12 Nov 2024 10:23 AM - last edited on 13 Nov 2024 07:49 AM by MaciejNeumann
Hi,
I'd like to build a complex regex in DQL. I can't use the same syntax as OneAgent's masking rule, so I tested the parse command:
fetch logs
| parse content, "DATA ([:space:]|[:punct:])([12][0-9]{2}[0][1-9][0-9]{2}[0-9]{3}[0-9]{3}[0-9]{2}):myfield1([:space:]|[:punct:])"
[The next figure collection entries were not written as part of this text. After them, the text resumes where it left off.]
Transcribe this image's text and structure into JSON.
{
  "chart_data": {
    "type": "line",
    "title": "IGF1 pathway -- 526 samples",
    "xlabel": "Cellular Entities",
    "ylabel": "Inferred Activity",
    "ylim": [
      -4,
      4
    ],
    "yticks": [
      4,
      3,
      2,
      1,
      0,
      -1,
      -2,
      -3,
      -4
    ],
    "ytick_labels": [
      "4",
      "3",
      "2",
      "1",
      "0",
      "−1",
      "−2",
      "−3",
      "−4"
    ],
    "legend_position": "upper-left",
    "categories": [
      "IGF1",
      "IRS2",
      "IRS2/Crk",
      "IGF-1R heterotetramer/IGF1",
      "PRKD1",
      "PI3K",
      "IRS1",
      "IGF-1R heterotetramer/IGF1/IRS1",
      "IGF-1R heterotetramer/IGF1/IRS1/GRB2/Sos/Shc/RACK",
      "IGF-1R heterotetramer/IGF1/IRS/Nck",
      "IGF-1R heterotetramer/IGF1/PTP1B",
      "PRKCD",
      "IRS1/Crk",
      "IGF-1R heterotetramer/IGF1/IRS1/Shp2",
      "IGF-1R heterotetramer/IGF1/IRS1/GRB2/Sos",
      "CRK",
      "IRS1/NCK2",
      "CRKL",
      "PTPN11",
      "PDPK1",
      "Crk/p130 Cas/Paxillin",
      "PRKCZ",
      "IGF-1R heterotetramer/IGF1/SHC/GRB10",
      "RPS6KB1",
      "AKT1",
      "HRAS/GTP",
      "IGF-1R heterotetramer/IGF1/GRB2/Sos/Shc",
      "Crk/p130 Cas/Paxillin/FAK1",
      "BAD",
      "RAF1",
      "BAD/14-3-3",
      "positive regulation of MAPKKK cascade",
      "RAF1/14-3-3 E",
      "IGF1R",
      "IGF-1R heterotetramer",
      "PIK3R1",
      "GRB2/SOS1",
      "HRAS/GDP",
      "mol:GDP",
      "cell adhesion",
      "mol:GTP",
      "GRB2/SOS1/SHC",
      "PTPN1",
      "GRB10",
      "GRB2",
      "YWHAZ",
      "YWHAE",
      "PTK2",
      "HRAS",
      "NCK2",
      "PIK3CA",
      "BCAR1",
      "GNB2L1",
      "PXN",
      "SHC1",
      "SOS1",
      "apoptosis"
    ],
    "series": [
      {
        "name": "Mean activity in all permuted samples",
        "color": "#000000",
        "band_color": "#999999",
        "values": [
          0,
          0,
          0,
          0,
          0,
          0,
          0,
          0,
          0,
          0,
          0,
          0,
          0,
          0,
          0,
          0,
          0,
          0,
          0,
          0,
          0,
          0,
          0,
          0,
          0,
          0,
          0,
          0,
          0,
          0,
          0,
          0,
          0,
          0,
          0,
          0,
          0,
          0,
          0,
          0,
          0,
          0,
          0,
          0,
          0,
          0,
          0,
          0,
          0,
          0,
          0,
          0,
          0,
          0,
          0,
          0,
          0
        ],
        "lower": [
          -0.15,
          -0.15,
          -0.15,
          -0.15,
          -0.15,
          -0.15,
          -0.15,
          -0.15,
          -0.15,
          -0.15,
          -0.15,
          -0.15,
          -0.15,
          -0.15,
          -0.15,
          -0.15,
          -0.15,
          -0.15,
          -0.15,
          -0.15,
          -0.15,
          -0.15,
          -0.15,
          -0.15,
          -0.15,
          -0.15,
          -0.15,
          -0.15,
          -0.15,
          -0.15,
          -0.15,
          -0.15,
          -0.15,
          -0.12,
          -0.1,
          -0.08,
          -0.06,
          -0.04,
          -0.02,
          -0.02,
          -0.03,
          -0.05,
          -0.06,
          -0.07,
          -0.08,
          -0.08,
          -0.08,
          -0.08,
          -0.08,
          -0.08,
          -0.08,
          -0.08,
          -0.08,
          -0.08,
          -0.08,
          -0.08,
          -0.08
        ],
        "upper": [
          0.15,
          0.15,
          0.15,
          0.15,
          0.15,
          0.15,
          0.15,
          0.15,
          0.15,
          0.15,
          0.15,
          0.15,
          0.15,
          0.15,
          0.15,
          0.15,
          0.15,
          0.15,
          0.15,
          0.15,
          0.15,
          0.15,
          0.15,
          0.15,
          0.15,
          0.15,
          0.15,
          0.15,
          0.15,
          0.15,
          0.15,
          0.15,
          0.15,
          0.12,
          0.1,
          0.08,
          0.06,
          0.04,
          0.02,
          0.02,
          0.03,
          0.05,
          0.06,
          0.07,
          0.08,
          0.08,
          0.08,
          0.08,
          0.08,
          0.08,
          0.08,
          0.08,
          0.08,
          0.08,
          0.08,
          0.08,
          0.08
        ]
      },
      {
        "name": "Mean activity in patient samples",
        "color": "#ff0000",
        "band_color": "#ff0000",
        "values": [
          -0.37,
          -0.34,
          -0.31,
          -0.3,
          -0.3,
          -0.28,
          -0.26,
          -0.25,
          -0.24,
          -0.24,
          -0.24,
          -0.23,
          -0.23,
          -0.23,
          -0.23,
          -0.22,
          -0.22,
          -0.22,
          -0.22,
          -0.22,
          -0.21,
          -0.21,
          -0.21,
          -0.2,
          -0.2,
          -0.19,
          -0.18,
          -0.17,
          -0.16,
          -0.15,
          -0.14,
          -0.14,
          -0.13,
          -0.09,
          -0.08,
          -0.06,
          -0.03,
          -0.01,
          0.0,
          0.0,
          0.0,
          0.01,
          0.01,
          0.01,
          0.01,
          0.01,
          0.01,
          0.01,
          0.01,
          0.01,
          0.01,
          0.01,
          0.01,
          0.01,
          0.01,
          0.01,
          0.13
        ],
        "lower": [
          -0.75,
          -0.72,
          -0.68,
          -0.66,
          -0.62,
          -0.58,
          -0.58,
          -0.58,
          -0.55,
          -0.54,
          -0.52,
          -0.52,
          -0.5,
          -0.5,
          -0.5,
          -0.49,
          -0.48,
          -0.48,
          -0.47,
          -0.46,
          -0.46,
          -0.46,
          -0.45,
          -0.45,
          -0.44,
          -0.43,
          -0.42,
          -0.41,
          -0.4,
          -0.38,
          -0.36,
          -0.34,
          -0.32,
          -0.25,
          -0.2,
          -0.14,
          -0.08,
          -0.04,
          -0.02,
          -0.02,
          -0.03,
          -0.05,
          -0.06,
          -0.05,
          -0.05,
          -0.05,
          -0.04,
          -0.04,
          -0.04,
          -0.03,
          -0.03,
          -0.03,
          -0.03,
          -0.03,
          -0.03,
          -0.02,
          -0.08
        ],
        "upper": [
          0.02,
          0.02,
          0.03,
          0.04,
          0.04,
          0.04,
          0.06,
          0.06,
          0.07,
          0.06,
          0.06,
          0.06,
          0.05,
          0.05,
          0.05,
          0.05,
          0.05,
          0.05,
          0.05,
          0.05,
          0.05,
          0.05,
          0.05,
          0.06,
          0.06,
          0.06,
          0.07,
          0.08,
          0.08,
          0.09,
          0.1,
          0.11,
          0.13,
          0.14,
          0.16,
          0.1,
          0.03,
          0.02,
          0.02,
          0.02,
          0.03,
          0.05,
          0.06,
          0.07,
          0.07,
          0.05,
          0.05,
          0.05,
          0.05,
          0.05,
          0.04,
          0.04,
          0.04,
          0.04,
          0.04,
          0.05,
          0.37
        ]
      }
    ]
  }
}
| parse content, "DATA ([:space:]|[:punct:])([12][0-9]{2}[1][0-2][0-9]{2}[0-9]{3}[0-9]{3}[0-9]{2}):myfield2([:space:]|[:punct:])"
| parse content, "DATA ([:space:]|[:punct:])([12][0-9]{2}[0][1-9][2][A-B][0-9]{3}[0-9]{3}[0-9]{2}):myfield3([:space:]|[:punct:])"
| parse content, "DATA ([:space:]|[:punct:])([12][0-9]{2}[1][0-2][2][A-B][0-9]{3}[0-9]{3}[0-9]{2}):myfield4([:space:]|[:punct:])"
| fields myfield=coalesce(myfield1, myfield4, myfield3, myfield4), content, log.source, k8s.namespace.name
| filterOut isNull(myfield)
or
fetch logs
| parse content, "DATA ([:space:]|[:punct:])(([12][0-9]{2}[0][1-9][0-9]{2}[0-9]{3}[0-9]{3}[0-9]{2}):myfield|([12][0-9]{2}[1][0-2][0-9]{2}[0-9]{3}[0-9]{3}[0-9]{2}):myfield|([12][0-9]{2}[0][1-9][2][A-B][0-9]{3}[0-9]{3}[0-9]{2}):myfield|([12][0-9]{2}[1][0-2][2][A-B][0-9]{3}[0-9]{3}[0-9]{2}):myfield)([:space:]|[:punct:])"
| fields myfield, content, log.source, k8s.namespace.name
| filterOut isNull(myfield)
But this costs "four DQL queries" (for each alternative) and this is not acceptable to the customer because of the high volume ...
What's the best practice for complex regexes? Is there a roadmap for improving the use of regexes with DQL? Or to harmonize the syntax used in the platform?
Thanks for your help 🙂
13 Nov 2024 12:51 PM
Applying multiple parsing rules on same data does not increase query cost. It only depends in how much data you needs to access.
Of course heavy parsing parsing will affect query performance, but use of regex will not improve anything here.